Video footage from inside the Erie County work-release center showed Felix Manus on May 30, after his family’s lawyer charges that he suffered an asthma attack during a detail.

Felix L. Manus’ family members have seen the newly released surveillance video footage that shows Manus at the Erie County work-release center on May 30.

At a news conference on Monday, they shared their views on the footage for the first time.

“It’s hard to watch,” said Bryhanna Manus, the oldest daughter of Felix Manus.

The videos show Manus after the asthma attack the Manus family’s lawyer says Manus suffered during a work-release detail near Edinboro. Manus, 48, died June 11 at UPMC Hamot.

Bryhanna Manus and Amanda Tucholski, Felix Manus’ longtime girlfriend, both raised questions about how Manus was treated by a corrections officer who transported Manus back from the work-release shift.

The family’s lawyer, John Mizner, has charged that the officer failed to promptly call 911 when Manus suffered the asthma attack, and instead transported Manus back to the work-release center in the city.

“The guard that transported Felix clearly shows that he does not care at all about Felix’s asthma attack,” Tucholski said, referring to the video footage.

Mizner on Monday said that he believes Manus was transported from the work-release site at about 4:15 p.m. on May 30. The video footage from inside the work-release center, which was first published by the Erie Times-News on Friday, shows that emergency personnel arrived at the work-release center at 5:05 p.m.

Erie County released the videos to the Times-News last week.

“If he said that he needed help at this point an hour before he makes it to Hamot, ... he wouldn’t have a lack of oxygen at all,” Bryhanna Manus said.

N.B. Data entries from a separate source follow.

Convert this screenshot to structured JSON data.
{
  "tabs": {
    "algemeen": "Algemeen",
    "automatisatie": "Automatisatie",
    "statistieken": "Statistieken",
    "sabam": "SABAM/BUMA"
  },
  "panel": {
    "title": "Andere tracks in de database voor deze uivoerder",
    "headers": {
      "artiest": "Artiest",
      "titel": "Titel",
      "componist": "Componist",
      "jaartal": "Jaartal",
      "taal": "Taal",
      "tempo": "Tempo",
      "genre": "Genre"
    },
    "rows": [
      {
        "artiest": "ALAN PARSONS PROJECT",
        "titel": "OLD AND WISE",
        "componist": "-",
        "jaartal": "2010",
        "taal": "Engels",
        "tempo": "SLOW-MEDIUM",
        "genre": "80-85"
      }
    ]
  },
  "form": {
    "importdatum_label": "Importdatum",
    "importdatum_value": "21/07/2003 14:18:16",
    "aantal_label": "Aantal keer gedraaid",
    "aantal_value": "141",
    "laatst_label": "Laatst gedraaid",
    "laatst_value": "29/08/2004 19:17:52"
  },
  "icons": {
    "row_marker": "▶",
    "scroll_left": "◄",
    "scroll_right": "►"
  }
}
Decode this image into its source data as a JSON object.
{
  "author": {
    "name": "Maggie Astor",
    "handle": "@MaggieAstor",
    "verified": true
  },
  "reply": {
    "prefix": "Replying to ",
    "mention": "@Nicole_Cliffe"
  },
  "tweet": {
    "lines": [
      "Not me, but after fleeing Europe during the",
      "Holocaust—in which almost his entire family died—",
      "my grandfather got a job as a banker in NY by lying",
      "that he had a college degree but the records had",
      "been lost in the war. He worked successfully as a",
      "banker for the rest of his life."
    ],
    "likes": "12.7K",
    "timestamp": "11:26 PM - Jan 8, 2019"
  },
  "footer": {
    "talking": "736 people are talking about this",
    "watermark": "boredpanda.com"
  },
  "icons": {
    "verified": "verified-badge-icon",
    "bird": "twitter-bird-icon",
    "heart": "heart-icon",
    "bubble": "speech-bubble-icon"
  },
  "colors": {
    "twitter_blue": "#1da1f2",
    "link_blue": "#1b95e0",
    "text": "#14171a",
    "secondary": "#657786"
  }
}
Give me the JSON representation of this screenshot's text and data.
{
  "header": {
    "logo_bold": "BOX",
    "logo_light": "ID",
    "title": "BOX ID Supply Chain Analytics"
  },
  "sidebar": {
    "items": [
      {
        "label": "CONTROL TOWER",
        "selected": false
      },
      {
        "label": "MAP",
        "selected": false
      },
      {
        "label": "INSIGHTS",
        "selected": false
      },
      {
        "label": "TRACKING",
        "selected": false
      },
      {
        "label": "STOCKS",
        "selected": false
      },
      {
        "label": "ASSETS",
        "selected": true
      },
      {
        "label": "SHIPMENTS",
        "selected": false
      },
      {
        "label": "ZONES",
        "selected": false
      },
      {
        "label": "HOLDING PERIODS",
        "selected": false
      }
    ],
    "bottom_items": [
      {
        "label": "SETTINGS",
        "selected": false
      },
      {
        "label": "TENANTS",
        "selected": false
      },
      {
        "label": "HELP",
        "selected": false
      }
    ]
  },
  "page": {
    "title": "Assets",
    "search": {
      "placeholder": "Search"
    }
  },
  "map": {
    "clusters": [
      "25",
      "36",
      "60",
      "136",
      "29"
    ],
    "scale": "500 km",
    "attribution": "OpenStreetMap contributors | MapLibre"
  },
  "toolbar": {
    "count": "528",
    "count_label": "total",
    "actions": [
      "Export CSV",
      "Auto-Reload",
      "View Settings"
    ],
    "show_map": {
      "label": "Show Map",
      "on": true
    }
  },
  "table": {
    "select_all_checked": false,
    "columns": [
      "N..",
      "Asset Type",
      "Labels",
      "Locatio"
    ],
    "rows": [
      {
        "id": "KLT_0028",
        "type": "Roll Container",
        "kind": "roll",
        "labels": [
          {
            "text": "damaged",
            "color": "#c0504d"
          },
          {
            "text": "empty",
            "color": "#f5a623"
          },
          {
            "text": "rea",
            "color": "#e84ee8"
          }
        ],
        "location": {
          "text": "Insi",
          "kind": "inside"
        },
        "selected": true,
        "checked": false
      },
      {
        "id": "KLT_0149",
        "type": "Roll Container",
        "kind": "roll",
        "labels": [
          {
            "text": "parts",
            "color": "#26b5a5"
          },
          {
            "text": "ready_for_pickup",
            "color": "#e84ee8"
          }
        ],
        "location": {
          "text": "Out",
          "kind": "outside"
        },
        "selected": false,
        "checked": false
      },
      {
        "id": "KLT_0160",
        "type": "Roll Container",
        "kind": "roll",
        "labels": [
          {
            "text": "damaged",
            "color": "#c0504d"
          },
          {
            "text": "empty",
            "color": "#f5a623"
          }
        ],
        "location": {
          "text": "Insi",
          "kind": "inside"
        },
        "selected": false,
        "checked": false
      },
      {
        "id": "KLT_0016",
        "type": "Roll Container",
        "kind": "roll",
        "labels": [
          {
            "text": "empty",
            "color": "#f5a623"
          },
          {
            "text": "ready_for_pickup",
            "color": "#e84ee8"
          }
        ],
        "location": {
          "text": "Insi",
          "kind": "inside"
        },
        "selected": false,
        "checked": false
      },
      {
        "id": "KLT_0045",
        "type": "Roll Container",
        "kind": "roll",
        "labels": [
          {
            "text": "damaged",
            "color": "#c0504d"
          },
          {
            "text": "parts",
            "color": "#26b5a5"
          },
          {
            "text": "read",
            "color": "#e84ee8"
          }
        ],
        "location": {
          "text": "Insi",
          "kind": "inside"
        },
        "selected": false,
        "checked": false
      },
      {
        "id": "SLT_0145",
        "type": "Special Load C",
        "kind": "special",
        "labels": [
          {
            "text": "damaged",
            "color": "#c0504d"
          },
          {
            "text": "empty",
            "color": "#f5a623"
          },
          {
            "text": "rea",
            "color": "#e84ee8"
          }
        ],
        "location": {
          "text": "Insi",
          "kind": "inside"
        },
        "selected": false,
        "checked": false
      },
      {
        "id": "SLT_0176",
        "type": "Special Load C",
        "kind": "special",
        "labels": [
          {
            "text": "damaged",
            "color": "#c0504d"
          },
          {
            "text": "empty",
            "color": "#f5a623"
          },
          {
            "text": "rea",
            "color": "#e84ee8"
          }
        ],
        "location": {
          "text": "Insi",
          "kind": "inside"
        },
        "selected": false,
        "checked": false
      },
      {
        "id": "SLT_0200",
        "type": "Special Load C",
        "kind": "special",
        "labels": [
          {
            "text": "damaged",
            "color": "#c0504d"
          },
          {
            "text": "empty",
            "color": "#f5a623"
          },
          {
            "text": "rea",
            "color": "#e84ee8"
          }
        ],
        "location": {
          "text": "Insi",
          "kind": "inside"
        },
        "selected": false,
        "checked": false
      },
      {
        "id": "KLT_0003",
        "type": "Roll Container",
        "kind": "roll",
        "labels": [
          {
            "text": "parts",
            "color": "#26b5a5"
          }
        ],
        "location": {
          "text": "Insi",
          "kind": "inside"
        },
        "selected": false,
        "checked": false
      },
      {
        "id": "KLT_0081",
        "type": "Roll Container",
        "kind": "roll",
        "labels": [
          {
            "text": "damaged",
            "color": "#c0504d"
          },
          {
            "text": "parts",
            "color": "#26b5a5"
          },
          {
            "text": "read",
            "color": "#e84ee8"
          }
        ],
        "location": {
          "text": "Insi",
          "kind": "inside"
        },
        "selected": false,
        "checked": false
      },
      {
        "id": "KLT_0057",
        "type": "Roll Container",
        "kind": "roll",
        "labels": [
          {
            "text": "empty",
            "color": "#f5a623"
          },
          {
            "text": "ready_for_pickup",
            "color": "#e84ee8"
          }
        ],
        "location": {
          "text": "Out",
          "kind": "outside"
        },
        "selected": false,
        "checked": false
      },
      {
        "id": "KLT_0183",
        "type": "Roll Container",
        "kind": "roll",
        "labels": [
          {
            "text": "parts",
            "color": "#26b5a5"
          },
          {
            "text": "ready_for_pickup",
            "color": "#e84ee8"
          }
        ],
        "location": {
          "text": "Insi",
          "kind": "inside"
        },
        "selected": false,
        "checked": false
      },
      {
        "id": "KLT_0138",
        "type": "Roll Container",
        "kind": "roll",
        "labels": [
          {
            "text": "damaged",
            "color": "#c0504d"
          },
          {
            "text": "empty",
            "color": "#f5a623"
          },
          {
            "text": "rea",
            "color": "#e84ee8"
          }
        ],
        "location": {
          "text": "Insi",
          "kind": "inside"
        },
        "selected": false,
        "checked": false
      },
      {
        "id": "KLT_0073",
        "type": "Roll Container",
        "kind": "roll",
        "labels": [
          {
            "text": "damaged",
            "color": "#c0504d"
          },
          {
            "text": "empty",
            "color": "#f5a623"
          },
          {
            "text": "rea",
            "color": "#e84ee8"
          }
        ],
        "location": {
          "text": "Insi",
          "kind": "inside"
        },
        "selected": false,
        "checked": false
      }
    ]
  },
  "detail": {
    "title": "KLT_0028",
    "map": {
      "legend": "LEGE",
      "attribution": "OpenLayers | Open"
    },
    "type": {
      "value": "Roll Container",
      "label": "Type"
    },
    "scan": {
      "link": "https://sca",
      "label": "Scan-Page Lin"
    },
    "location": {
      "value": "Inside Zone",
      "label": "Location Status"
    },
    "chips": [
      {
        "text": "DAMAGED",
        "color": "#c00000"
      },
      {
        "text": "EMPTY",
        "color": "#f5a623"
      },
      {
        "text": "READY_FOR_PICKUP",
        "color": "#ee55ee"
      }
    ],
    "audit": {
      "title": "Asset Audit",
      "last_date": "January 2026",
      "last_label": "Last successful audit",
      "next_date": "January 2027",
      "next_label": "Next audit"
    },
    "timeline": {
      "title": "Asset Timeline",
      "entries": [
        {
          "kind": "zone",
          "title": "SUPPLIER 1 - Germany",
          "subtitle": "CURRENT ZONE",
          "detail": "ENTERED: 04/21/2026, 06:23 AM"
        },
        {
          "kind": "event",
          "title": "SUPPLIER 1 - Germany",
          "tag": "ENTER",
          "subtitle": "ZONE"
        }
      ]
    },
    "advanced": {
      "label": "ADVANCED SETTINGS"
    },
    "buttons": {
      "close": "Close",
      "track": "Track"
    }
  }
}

The family previously said that Manus never regained consciousness after he suffered cardiac arrest caused by a lack of oxygen. Family members are awaiting the results of a June 13 autopsy, which are pending the completion of microscopic studies, before deciding whether to file a lawsuit, Mizner said.

Mizner also faulted Erie County Executive Kathy Dahlkemper’s administration for not meeting with Manus’ family members, though he also said he has not reached out to the county about a meeting.

Erie County disciplined two officers in connection with its internal investigation into the incident. The county has declined to name the officers or describe the nature of the discipline they received.

Mizner also repeated his previous correction of information contained in a June 4 letter to Dahlkemper, in which he wrote that Manus needed to be carried into the work-release center because his condition had deteriorated so rapidly during the asthma attack. The videos show Manus walking into the center on his own.

Mizner reiterated that while that information in his letter was not correct, he remains confident in the other information presented in the letter.

 

Mizner credited a female corrections officer who is seen on the footage helping Manus into a holding cell while he awaited emergency medical care, but criticized the actions of the officer who transported Manus.

“The central premise of the letter is that Felix Manus had a serious medical condition that required immediate medical attention, which he was wrongfully denied,” Mizner said.